ISE 403: Homework Lab #5, Fall 2013

Due: Wednesday, October 30 at 11:59pm


  1. Airline Service:  An airline ticket counter has two customer queues, one for regular customers, who are served by four agents, and one for frequent flyer membership customers, who are served by one agent.  Approximately 2 out of every 10 customers have frequent flyer memberships.  Customers arrive with an exponential interarrival time of two minutes from 8 a.m. to 4 p.m., and 4 minutes from 4 p.m. to closing at midnight.  During the second shift (4 p.m. to closing), all customers use the first counter with four agents.  During the first shift, if an arriving frequent flyer membership customer observes that the regular customer queue has two or fewer people while the frequent flyer agent is busy, the customer will enter the regular customer queue.  Service time for regular customers is normally distributed with a mean of 10 minutes and a standard deviation of 4 minutes.  Service time of frequent flyer customers is also normally distributed with a mean 7 minutes and a standard deviation of 2 minutes.

    a.
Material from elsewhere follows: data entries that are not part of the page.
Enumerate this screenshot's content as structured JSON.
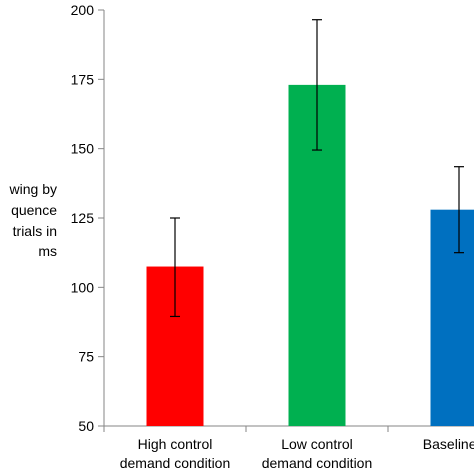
{
  "chart_data": {
    "type": "bar",
    "categories": [
      [
        "High control",
        "demand condition"
      ],
      [
        "Low control",
        "demand condition"
      ],
      [
        "Baseline co",
        ""
      ]
    ],
    "values": [
      107.5,
      173,
      128
    ],
    "errors_low": [
      89.5,
      149.5,
      112.5
    ],
    "errors_high": [
      125,
      196.5,
      143.5
    ],
    "bar_colors": [
      "#ff0000",
      "#00b050",
      "#0070c0"
    ],
    "ylim": [
      50,
      200
    ],
    "yticks": [
      50,
      75,
      100,
      125,
      150,
      175,
      200
    ],
    "ytick_labels": [
      "50",
      "75",
      "100",
      "125",
      "150",
      "175",
      "200"
    ],
    "ylabel_lines": [
      "wing by",
      "quence",
      "trials in",
      "ms"
    ],
    "title": "",
    "xlabel": "",
    "grid": false,
    "axis_color": "#868686",
    "error_color": "#000000"
  }
}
Simulate for five, 16-hour days (five replications of 16 hours each), collect and report 95% confidence interval statistics on the queue sizes and utilization of agents along with the flow times of each customer type.  Also count the number of times a frequent flyer customer decides to enter the regular customer queue during the first shift.  Turn these in as a table.
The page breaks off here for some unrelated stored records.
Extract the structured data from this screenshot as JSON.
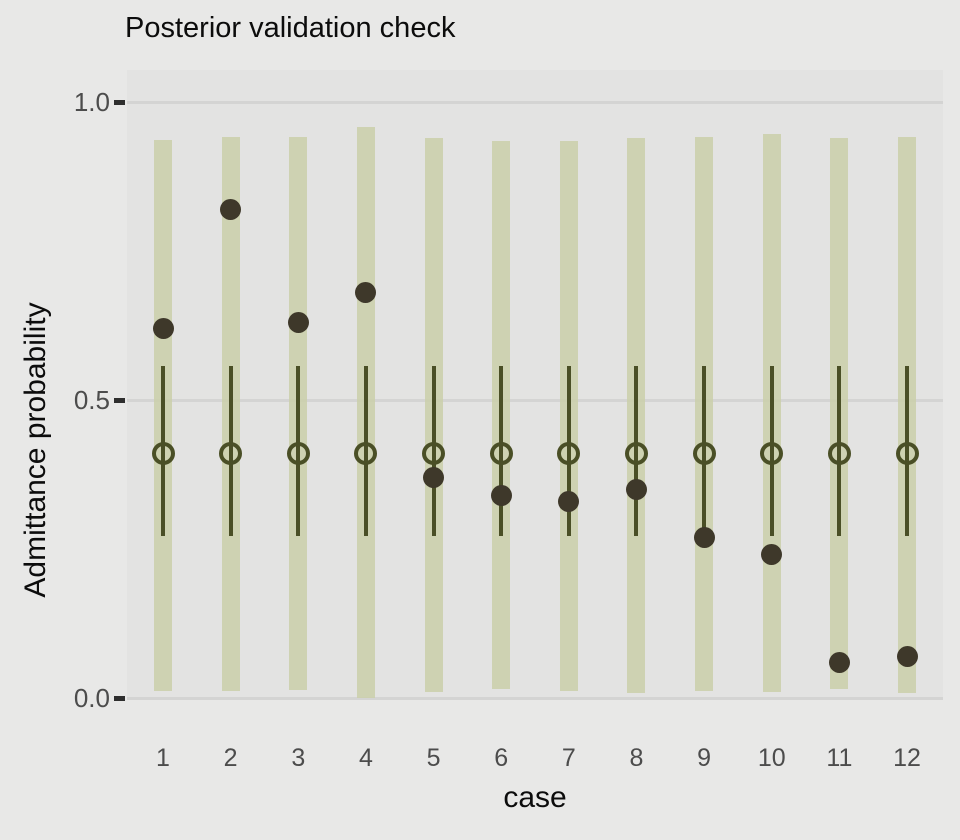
{
  "chart_data": {
    "type": "scatter",
    "subtype": "posterior-predictive-interval-plot",
    "title": "Posterior validation check",
    "xlabel": "case",
    "ylabel": "Admittance probability",
    "ylim": [
      0,
      1
    ],
    "grid": true,
    "legend": "none",
    "yticks": [
      {
        "value": 0.0,
        "label": "0.0"
      },
      {
        "value": 0.5,
        "label": "0.5"
      },
      {
        "value": 1.0,
        "label": "1.0"
      }
    ],
    "categories": [
      "1",
      "2",
      "3",
      "4",
      "5",
      "6",
      "7",
      "8",
      "9",
      "10",
      "11",
      "12"
    ],
    "series": [
      {
        "name": "outer-credible-interval",
        "mark": "wide-bar",
        "lo": [
          0.011,
          0.011,
          0.014,
          0.0,
          0.01,
          0.015,
          0.011,
          0.008,
          0.012,
          0.01,
          0.015,
          0.008
        ],
        "hi": [
          0.936,
          0.942,
          0.941,
          0.958,
          0.94,
          0.934,
          0.934,
          0.94,
          0.941,
          0.947,
          0.939,
          0.941
        ]
      },
      {
        "name": "inner-credible-interval",
        "mark": "thin-line",
        "lo": [
          0.272,
          0.272,
          0.272,
          0.272,
          0.272,
          0.272,
          0.272,
          0.272,
          0.272,
          0.272,
          0.272,
          0.272
        ],
        "hi": [
          0.557,
          0.557,
          0.557,
          0.557,
          0.557,
          0.557,
          0.557,
          0.557,
          0.557,
          0.557,
          0.557,
          0.557
        ]
      },
      {
        "name": "posterior-median",
        "mark": "open-circle",
        "values": [
          0.41,
          0.41,
          0.41,
          0.41,
          0.41,
          0.41,
          0.41,
          0.41,
          0.41,
          0.41,
          0.41,
          0.41
        ]
      },
      {
        "name": "observed-value",
        "mark": "filled-dot",
        "values": [
          0.62,
          0.82,
          0.63,
          0.68,
          0.37,
          0.34,
          0.33,
          0.35,
          0.27,
          0.24,
          0.06,
          0.07
        ]
      }
    ],
    "colors": {
      "figure_bg": "#e8e8e7",
      "panel_bg": "#e3e3e2",
      "gridline": "#d4d4d3",
      "outer_interval_fill": "rgba(202,207,169,0.85)",
      "inner_interval_stroke": "#4a4f26",
      "median_stroke": "#4a4f26",
      "observed_fill": "#3e382a",
      "tick_label": "#4c4c4c",
      "tick_mark": "#2e2e2e",
      "title_text": "#0c0c0c"
    }
  }
}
    b. If your model is a valid representation of the ticket counter, do you have any concerns about the operation, based on your review the statistics produced by the simulation?  (state your concerns in three or fewer sentences)

Notes:  If the original arrival process is Poisson (exponential interarrival times), and arrivals are randomly removed, then the “thinned” process remains Poisson, but with a different mean.  For example, if the mean interarrival time is 2 minutes, and 50% are removed randomly the mean interarrival time becomes 4 minutes with an exponential intearrival distribution. Remember that conditions can contain multiple relationships, such as NQ(Regular Flyer.Queue) <= 2 && NR(FreqFlyerAgent) == 1, where NQ() is the number in queue and NR() is the number busy.  TNOW is current simulation time

Submit model file (.doe) you developed and call it yournameLAB5p1.doe (no animation required). Submit also yournameLAB5p1 with a table of confidence intervals and counts (a) and provide a short discussion for (b).

  1. Machine Operation: Parts for an order are produced in automatic bar stocking machines from metal bars that are manually loaded in the machine and automatically fed into cutters within the machine.  Finished parts drop into a tray beside the machine.  A machine operator is assigned a fixed number of automatic bar stocking machines in a factory.  When a machine finishes processing, the operator removes the tray of finished parts, places an empty tray, loads new bar stock in the machine if needed, adjusts the machines cutting tools, and restarts the machine.  The machine operates without requiring the operator until it finishes the number of parts for the order. The time the operator requires to remove the finished parts, load the bar stock into the machine, adjusts the machine, and starts it up is Lognormally distributed with a mean (LogMean) of 18 minutes and a standard deviation (LogStd) of 3 minutes.  The job processing time (which is a function of the number of parts for an order) is described by an Erlang distribution whose exponential mean is 24 minutes and whose order k is 3.  You may assume that bar stock is always available for making parts.  Run until the machines have produced parts for 500 orders. Do five replications. 

a. The simulation should produce output (including 95% confidence intervals) for: the number of machines waiting for the operator, the time machines spend waiting for the operator, the utilization of the operator, and the time it takes to produced the parts for the 500 orders. 

b. Create a table (not from Arena) that shows these mean performance measures if 4, 5, 6, or 7 machines are assigned to an operator (report means, not confidence intervals).

c. In your opinion, what number of machines should be assigned to an operator and why do you make this recommendation?  (write no more than three sentences to answer this).

Notes:  Carefully think about your conceptual model relative to what the entities will represent.  There is generally no need to model something that is not in limited supply.  You can stop the simulation based on a "terminating condition" in Run/Run Setup/Replication Parameters.  Observe that NC() is the Arena variable for current count.  Use a Variable for the number of machines assigned to an operator, so you can change it easily.

Submit model file (.doe) you developed and call it yournameLAB5p2.doe (no animation required). Submit also yournameLAB5p2 with a table of confidence intervals for (a), a table of values for (b), and provide a short discussion for (c).